Asset-specific, not generic biotech risks

  • Monotherapy efficacy is unproven: in the published p50-IMC studies, cells alone did not slow tumor growth — the ~3-fold effect required co-administered 5-fluorouracil — so the clinical product is realistically a chemo-combination regimen, not the standalone 'anti-cancer therapy' the value proposition implies.
  • Translational gap: efficacy was MHC-match-dependent and was generated with germline p50-knockout mouse cells; whether CRISPR-edited human immature myeloid cells reproduce the pro-inflammatory, fibrosis/tumor-controlling phenotype — and persist in patients — is entirely unvalidated clinically.
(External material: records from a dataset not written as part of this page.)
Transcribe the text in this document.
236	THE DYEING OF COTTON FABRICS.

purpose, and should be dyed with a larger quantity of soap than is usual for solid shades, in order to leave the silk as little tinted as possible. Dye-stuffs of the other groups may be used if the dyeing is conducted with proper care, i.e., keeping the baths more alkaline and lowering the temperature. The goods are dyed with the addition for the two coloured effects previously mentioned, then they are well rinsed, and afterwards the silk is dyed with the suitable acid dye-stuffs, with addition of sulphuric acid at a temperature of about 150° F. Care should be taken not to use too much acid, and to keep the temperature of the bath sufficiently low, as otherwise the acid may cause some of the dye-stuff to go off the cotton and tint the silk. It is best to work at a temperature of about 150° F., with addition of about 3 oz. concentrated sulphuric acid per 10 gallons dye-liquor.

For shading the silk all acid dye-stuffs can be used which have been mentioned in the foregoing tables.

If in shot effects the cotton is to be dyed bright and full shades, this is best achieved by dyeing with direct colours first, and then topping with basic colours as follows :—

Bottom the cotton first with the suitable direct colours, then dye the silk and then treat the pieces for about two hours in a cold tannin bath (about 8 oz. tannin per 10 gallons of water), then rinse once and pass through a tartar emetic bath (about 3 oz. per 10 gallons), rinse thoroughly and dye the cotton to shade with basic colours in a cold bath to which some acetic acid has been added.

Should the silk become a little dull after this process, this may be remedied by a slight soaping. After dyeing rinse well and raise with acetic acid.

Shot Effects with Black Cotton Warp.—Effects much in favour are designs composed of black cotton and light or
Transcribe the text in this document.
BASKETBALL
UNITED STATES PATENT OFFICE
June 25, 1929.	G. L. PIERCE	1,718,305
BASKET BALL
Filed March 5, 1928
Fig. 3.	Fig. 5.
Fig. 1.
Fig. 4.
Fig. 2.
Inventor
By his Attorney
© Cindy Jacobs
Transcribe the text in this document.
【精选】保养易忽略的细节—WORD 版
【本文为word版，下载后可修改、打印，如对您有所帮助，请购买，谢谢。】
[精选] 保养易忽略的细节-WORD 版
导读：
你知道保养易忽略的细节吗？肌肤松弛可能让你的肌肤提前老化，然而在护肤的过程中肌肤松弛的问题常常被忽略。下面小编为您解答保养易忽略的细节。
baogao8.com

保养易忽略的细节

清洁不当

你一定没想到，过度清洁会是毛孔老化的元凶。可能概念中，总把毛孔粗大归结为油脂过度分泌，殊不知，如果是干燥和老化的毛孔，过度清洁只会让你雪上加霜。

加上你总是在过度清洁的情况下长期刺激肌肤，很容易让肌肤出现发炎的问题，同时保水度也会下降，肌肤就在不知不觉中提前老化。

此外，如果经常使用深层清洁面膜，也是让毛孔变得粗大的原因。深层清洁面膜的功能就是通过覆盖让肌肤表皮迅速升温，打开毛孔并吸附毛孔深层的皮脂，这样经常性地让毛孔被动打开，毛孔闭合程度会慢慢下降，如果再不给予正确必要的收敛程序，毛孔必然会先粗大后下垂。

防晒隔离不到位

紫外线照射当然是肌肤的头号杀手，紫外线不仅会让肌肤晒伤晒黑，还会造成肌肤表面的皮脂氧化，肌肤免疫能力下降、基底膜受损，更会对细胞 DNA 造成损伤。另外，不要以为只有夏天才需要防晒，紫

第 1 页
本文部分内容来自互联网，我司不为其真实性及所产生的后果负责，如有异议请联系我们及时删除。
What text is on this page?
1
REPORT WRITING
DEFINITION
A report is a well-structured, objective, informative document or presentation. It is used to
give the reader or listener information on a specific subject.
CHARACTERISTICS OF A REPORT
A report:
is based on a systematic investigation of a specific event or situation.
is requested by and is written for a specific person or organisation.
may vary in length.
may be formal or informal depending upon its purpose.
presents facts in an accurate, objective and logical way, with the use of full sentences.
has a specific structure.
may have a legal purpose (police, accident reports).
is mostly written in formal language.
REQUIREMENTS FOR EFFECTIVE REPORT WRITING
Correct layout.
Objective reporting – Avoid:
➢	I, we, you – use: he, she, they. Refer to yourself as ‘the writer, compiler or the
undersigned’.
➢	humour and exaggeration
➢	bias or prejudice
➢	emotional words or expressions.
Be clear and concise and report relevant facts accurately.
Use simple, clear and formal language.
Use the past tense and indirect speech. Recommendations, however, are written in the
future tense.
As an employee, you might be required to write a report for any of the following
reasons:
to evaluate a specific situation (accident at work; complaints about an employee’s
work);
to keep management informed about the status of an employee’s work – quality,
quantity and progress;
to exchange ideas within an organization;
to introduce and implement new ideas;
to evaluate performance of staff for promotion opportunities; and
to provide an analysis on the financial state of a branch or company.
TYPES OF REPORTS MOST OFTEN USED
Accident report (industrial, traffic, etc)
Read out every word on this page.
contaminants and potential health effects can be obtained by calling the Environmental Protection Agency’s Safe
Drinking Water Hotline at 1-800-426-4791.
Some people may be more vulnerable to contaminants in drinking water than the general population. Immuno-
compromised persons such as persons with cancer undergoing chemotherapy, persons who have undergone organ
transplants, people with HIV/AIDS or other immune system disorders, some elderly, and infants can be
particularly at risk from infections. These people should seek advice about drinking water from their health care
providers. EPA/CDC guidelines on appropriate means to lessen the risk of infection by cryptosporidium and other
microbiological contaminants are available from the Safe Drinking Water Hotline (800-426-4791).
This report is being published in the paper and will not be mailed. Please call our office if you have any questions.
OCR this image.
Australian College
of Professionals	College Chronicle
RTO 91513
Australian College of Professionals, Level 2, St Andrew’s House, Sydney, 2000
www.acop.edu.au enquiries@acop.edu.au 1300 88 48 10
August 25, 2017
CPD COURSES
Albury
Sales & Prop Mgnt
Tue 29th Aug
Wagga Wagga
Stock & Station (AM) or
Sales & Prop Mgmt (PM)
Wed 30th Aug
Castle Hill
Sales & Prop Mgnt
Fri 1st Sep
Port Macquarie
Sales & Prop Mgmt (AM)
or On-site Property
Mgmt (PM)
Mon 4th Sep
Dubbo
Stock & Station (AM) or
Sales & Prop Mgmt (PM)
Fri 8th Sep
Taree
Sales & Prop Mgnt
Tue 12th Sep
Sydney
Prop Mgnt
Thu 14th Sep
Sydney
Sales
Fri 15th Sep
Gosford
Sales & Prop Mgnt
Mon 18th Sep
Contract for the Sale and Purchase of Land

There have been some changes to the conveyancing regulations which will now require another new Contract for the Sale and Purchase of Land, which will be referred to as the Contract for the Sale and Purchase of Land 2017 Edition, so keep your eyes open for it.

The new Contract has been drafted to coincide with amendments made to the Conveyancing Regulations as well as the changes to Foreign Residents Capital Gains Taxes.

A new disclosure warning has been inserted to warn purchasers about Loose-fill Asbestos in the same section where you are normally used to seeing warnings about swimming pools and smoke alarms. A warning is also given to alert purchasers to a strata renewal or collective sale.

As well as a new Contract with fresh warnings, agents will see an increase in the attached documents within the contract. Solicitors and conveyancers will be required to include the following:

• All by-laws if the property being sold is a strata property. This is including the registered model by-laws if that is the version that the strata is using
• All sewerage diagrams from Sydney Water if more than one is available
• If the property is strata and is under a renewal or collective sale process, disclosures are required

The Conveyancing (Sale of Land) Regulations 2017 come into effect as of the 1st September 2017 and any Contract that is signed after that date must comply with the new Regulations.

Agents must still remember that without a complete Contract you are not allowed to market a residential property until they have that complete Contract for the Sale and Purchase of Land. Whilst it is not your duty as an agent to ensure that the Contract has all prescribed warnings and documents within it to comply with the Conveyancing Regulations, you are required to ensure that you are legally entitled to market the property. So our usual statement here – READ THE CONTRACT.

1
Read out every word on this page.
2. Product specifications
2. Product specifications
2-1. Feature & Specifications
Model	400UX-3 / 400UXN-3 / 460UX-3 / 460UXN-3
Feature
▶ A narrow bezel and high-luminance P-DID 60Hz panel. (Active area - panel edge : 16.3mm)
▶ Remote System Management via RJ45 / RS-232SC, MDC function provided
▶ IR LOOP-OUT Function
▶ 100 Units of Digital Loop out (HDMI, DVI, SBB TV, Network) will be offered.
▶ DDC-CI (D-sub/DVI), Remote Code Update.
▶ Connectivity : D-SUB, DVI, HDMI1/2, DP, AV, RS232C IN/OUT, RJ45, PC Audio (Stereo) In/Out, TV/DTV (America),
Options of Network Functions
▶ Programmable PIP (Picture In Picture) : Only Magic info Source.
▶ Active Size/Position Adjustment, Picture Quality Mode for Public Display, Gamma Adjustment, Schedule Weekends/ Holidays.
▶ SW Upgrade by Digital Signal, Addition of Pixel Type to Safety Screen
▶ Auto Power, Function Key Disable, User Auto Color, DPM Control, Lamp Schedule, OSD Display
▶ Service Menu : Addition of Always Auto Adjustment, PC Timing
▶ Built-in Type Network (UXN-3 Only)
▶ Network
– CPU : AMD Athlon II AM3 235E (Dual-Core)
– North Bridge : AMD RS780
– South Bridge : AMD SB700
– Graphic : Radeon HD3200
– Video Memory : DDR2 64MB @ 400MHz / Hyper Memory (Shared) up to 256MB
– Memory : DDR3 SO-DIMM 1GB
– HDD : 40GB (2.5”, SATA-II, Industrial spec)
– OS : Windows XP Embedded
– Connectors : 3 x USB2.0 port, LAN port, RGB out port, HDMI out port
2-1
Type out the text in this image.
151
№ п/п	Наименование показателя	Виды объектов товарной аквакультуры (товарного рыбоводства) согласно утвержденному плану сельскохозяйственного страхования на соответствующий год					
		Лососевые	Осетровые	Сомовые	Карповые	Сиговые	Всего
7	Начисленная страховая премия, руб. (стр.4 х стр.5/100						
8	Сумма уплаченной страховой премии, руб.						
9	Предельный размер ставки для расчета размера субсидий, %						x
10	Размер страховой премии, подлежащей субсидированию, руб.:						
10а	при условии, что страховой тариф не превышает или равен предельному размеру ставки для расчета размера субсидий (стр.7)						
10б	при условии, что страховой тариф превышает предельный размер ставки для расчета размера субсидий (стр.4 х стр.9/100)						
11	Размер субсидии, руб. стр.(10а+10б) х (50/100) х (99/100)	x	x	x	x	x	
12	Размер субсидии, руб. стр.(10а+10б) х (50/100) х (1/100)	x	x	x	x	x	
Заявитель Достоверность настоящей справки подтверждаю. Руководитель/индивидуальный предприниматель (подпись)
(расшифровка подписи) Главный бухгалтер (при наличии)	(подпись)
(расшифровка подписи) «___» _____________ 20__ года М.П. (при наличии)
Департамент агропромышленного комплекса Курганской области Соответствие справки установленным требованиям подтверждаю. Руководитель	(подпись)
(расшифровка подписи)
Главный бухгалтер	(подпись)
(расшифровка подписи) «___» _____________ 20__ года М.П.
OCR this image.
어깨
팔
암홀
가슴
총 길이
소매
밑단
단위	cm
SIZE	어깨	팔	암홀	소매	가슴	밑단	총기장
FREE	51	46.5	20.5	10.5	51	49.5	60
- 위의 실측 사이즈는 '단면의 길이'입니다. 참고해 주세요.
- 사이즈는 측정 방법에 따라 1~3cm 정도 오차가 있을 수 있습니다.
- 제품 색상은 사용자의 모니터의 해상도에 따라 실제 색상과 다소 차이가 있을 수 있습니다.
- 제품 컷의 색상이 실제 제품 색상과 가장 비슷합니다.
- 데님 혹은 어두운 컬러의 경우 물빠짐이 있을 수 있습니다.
  • Sector-viability risk: Carisma, the only company to take ex-vivo engineered myeloid cells into the clinic, showed no monotherapy responses and then wound down R&D, lost its Moderna partnership, and cut ~95% of staff — a direct cautionary precedent for an academic engineered-myeloid program seeking a partner or capital.
  • Indication overreach: a preclinical asset cannot defensibly claim 'broad, all tissue types' oncology; the asset needs a single biomarker- or tumor-type-defined lead indication with a credible patient-selection strategy before any rNPV is meaningful.
  • Modality-bucket vs reality: classified gene_therapy but operationally an ex-vivo CRISPR-edited autologous myeloid cell therapy, inheriting apheresis-to-manufacture logistics, lymphodepletion burden, and per-patient COGS that compress commercial value and reinforce the partnership path.